On the municipal government level, the race for mayor of San Salvador could be very interesting.   The current mayor of San Salvador is Ernesto "Neto" Muyshondt of ARENA.  Muyshondt was charged earlier this year with participating in negotiating with gangs to buy votes for ARENA in the 2014 presidential election.   Despite the pending charges, he will be a candidate for re-election.   Muyshondt has often taken the side of Nayib Bukele on matters involving public security and containment of the coronavirus.

Nuevas Ideas is nominating for mayor Mario Durán, the current Minister of Governance within the government of Nayib Bukele.  Mario Durán is part of Bukele's inner circle, and the president now seeks to have him hold the post of mayor of the capital city, a position held by Bukele from 2015-18.

For Nuestro Tiempo, the candidate for mayor of San Salvador will be Héctor Raúl Silva Hernández, grandson of another Hector Silva who was the mayor of San Salvador from 1997-2003.  The FMLN is nominating Rogelio Canales Chávez.

This will be the first year in which Salvadorans living outside fo the country can vote in municipal and legislative elections.   The rules for their voting, however, are not complete and are waiting on a decision by the country's Supreme Judicial Court.   The court must rule on the constiutional grounds asserted by president Nayib Bukele when he vetoed a law passed to authorize such voting, and subsequently had his veto overridden.

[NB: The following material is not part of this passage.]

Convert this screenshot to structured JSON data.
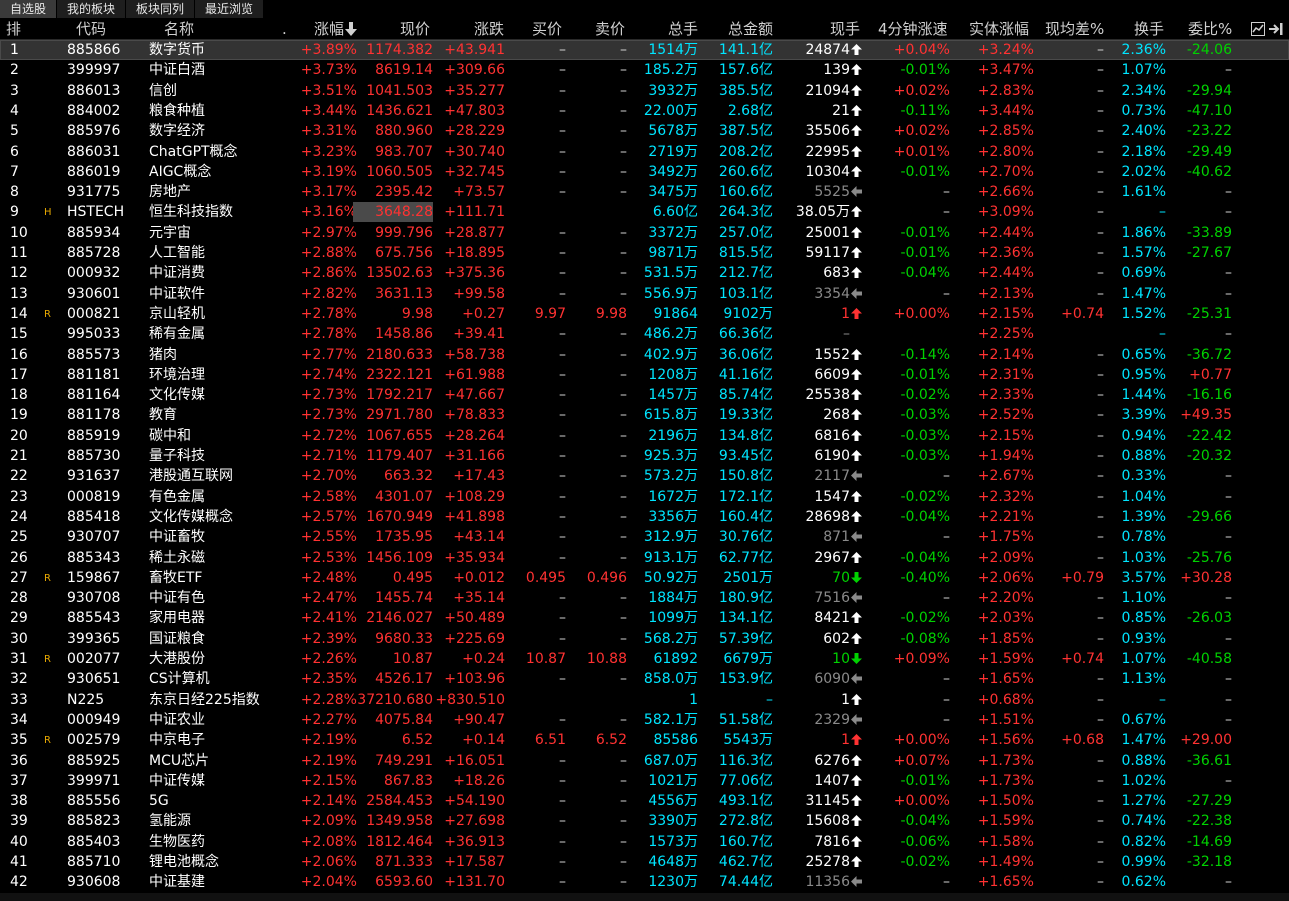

Also looming over these elections is the ongoing shadow of the coronavirus pandemic.  El Salvador has no voting by mail or electronically except for those living abroad, and otherwise all voting is in person.   If the virus is still widespread in the country, concern over contagion might depress turnout.  If international travel has not resumed, independent election observers who have been a regular part of El Salvador's recent elections may not be present as one of the guarantors of transparency.

There is no doubt that Nayib Bukele sees the 2021 elections as crucial for consolidating his hold on power.  In Bukele's first 14 months in office, the Legislative Assembly and Supreme Judicial Court have often slowed or thwarted some of his initiatives.   A sweeping victory could remove all of those counter-weights on a Nuevas Ideas government.   A sizable majority of Salvadorans approve of the performance of Bukele's government.   That may be sufficient for his party's victory.

Comments

JOSE NEFTALI said…
I'm very exited for the new era of political candidates for the next legislators election in my country of origin EL SALVADOR!. I hope the new political party Nuevas Ideas puts the majority of candidates in the Salvadoran assembly , it's a new political party formed to bring a so long awaited change in El SALVADOR . I hope for new politicians that will follow the advance of the way the new government in place is doing , that has done more in one year than the previous in 30. god bless EL SALVADOR. LET'S DO IT NUEVAS IDEAS ! FOR A NEW EL SALVADOR FULL OF PROSPERITIES.
JOSE NEFTALI said…
NUEVAS IDEAS NEW POLITICAL PARTY BRINGS NEW HOPE , FOR EL SALVADOR SUFFERING FROM CORRUPTION FRON THE PREVIOUS POLITICAL PARTIES FRON THE LEFT FMLN AND THE RIGHT ARENA , PDEC, PCN ,ETC. IM VERY EXITED FOR THE FUTURE OF EL SALVADOR UNDER NUEVAS IDEAS AND THE BEST PRESIDENT EL SALVADOR HAS EVER HAD NAYIB BUKELE.